>>12926998First case is when A is countable, second case is when A^c is countable.
See
https://en.wikipedia.org/wiki/Probability_spaceAccording to the definition, Omega=R can be any set. Then, F must be a sigma algebra, i.e. a set of subsets of R which includes R, is closed under finite union, countable union and complements. Finally, P just needs to be a measure such that P(R)=1, and P(Omega)=0.
So that is all we need to show.
The first step is obvious, since R is clearly a set.
For the second step, all we need to show is (countable) additivity, since closure under complements is already given in the definition of F. To show closure under countable union, we just use the fact that a countable union of countable sets is countable.

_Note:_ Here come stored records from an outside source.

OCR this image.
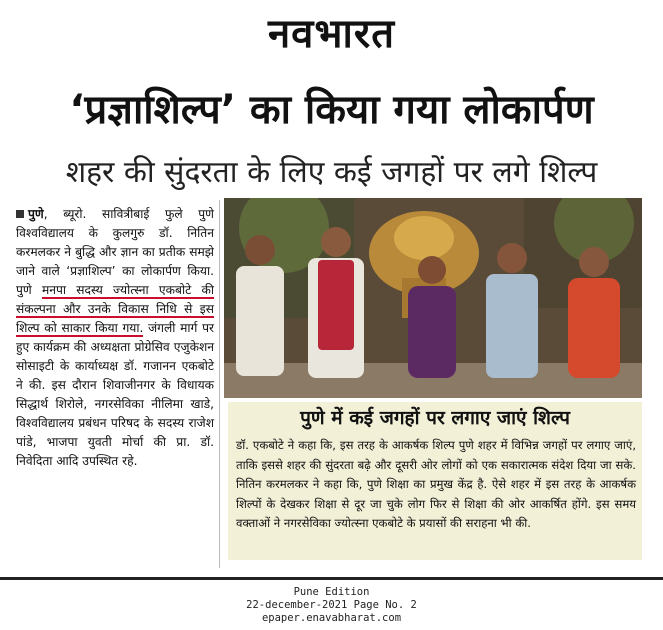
नवभारत
‘प्रज्ञाशिल्प’ का किया गया लोकार्पण
शहर की सुंदरता के लिए कई जगहों पर लगे शिल्प
पुणे, ब्यूरो. सावित्रीबाई फुले पुणे विश्वविद्यालय के कुलगुरु डॉ. नितिन करमलकर ने बुद्धि और ज्ञान का प्रतीक समझे जाने वाले ‘प्रज्ञाशिल्प’ का लोकार्पण किया. पुणे मनपा सदस्य ज्योत्स्ना एकबोटे की संकल्पना और उनके विकास निधि से इस शिल्प को साकार किया गया. जंगली मार्ग पर हुए कार्यक्रम की अध्यक्षता प्रोग्रेसिव एजुकेशन सोसाइटी के कार्याध्यक्ष डॉ. गजानन एकबोटे ने की. इस दौरान शिवाजीनगर के विधायक सिद्धार्थ शिरोले, नगरसेविका नीलिमा खाडे, विश्वविद्यालय प्रबंधन परिषद के सदस्य राजेश पांडे, भाजपा युवती मोर्चा की प्रा. डॉ. निवेदिता आदि उपस्थित रहे.
पुणे में कई जगहों पर लगाए जाएं शिल्प
डॉ. एकबोटे ने कहा कि, इस तरह के आकर्षक शिल्प पुणे शहर में विभिन्न जगहों पर लगाए जाएं, ताकि इससे शहर की सुंदरता बढ़े और दूसरी ओर लोगों को एक सकारात्मक संदेश दिया जा सके. नितिन करमलकर ने कहा कि, पुणे शिक्षा का प्रमुख केंद्र है. ऐसे शहर में इस तरह के आकर्षक शिल्पों के देखकर शिक्षा से दूर जा चुके लोग फिर से शिक्षा की ओर आकर्षित होंगे. इस समय वक्ताओं ने नगरसेविका ज्योत्स्ना एकबोटे के प्रयासों की सराहना भी की.
Pune Edition
22-december-2021 Page No. 2
epaper.enavabharat.com
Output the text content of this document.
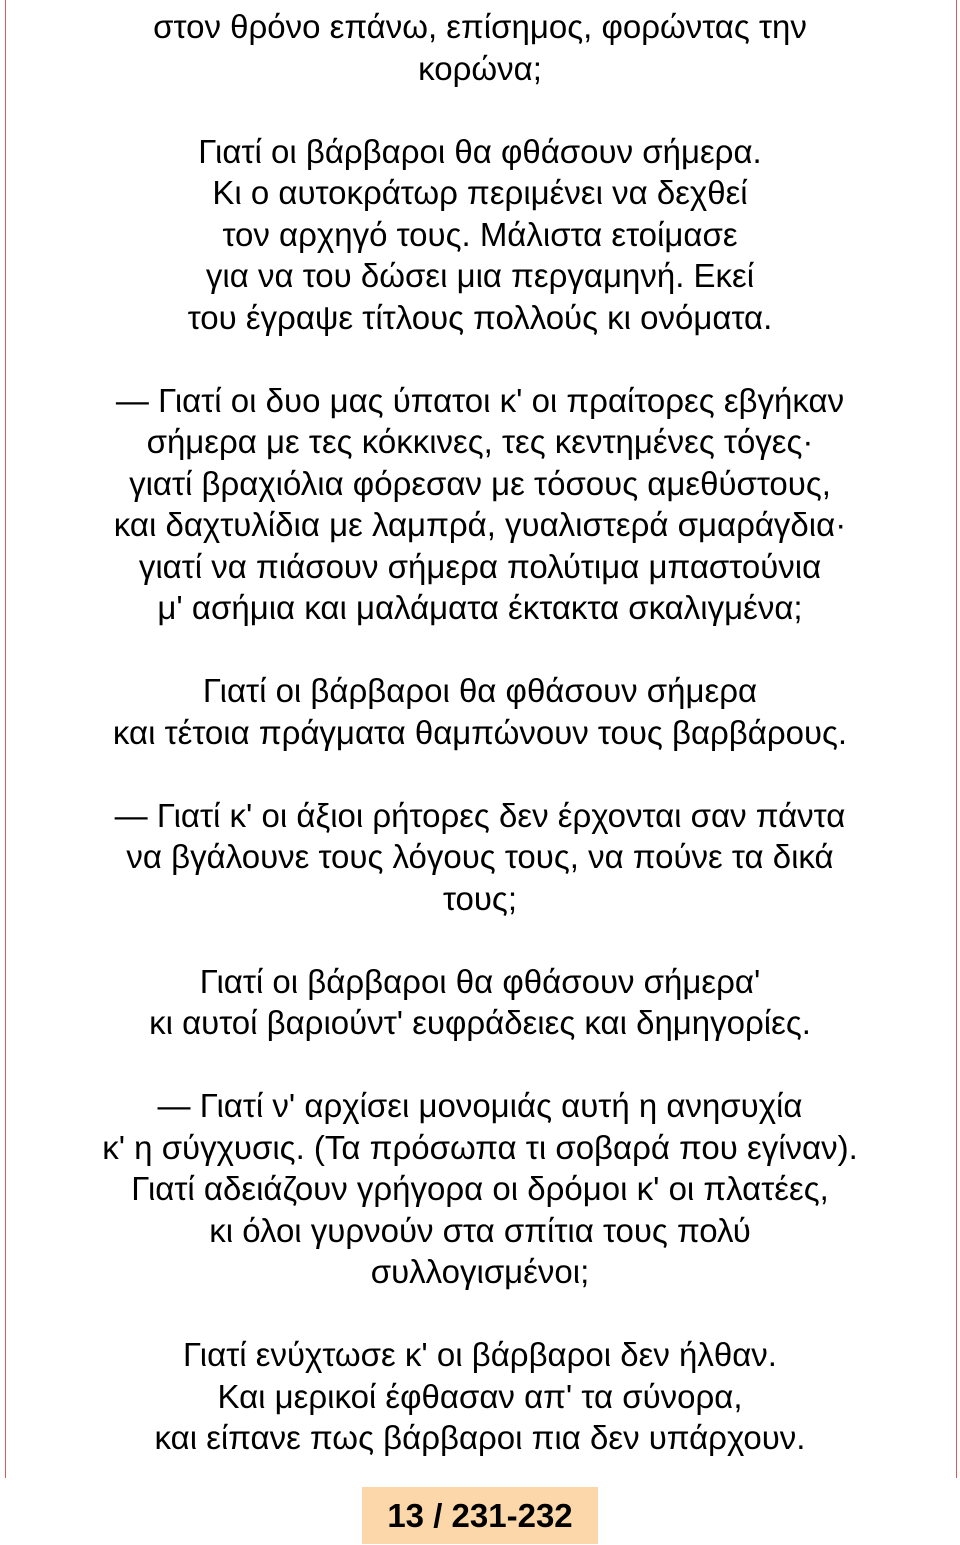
στον θρόνο επάνω, επίσημος, φορώντας την
κορώνα;
Γιατί οι βάρβαροι θα φθάσουν σήμερα.
Κι ο αυτοκράτωρ περιμένει να δεχθεί
τον αρχηγό τους. Μάλιστα ετοίμασε
για να του δώσει μια περγαμηνή. Εκεί
του έγραψε τίτλους πολλούς κι ονόματα.
— Γιατί οι δυο μας ύπατοι κ' οι πραίτορες εβγήκαν
σήμερα με τες κόκκινες, τες κεντημένες τόγες·
γιατί βραχιόλια φόρεσαν με τόσους αμεθύστους,
και δαχτυλίδια με λαμπρά, γυαλιστερά σμαράγδια·
γιατί να πιάσουν σήμερα πολύτιμα μπαστούνια
μ' ασήμια και μαλάματα έκτακτα σκαλιγμένα;
Γιατί οι βάρβαροι θα φθάσουν σήμερα
και τέτοια πράγματα θαμπώνουν τους βαρβάρους.
— Γιατί κ' οι άξιοι ρήτορες δεν έρχονται σαν πάντα
να βγάλουνε τους λόγους τους, να πούνε τα δικά
τους;
Γιατί οι βάρβαροι θα φθάσουν σήμερα'
κι αυτοί βαριούντ' ευφράδειες και δημηγορίες.
— Γιατί ν' αρχίσει μονομιάς αυτή η ανησυχία
κ' η σύγχυσις. (Τα πρόσωπα τι σοβαρά που εγίναν).
Γιατί αδειάζουν γρήγορα οι δρόμοι κ' οι πλατέες,
κι όλοι γυρνούν στα σπίτια τους πολύ
συλλογισμένοι;
Γιατί ενύχτωσε κ' οι βάρβαροι δεν ήλθαν.
Και μερικοί έφθασαν απ' τα σύνορα,
και είπανε πως βάρβαροι πια δεν υπάρχουν.
13 / 231-232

Before showing the last step, first consider what do the elements of F look like? From the above step, we can see that every element of F is either countable or has countable complement. Then, by the definition of F, for any set A, the probability of A is either P(A)=0 or P(A)=1 depending on if A or its complement is countable. Then we can see that a countable collection of countable sets will always have zero probability, and this proves superadditivity for countable sets. Since 0 is the smallest measure, subadditivity is obvious, so now we consider the case involving sets whose complement is countable. It is obvious that any set which is disjoint to a set whose complement is countable must be countable, and thus, in a similar fashion to above, we can prove additivity in that case. This proves all the possible cases, and so we are done.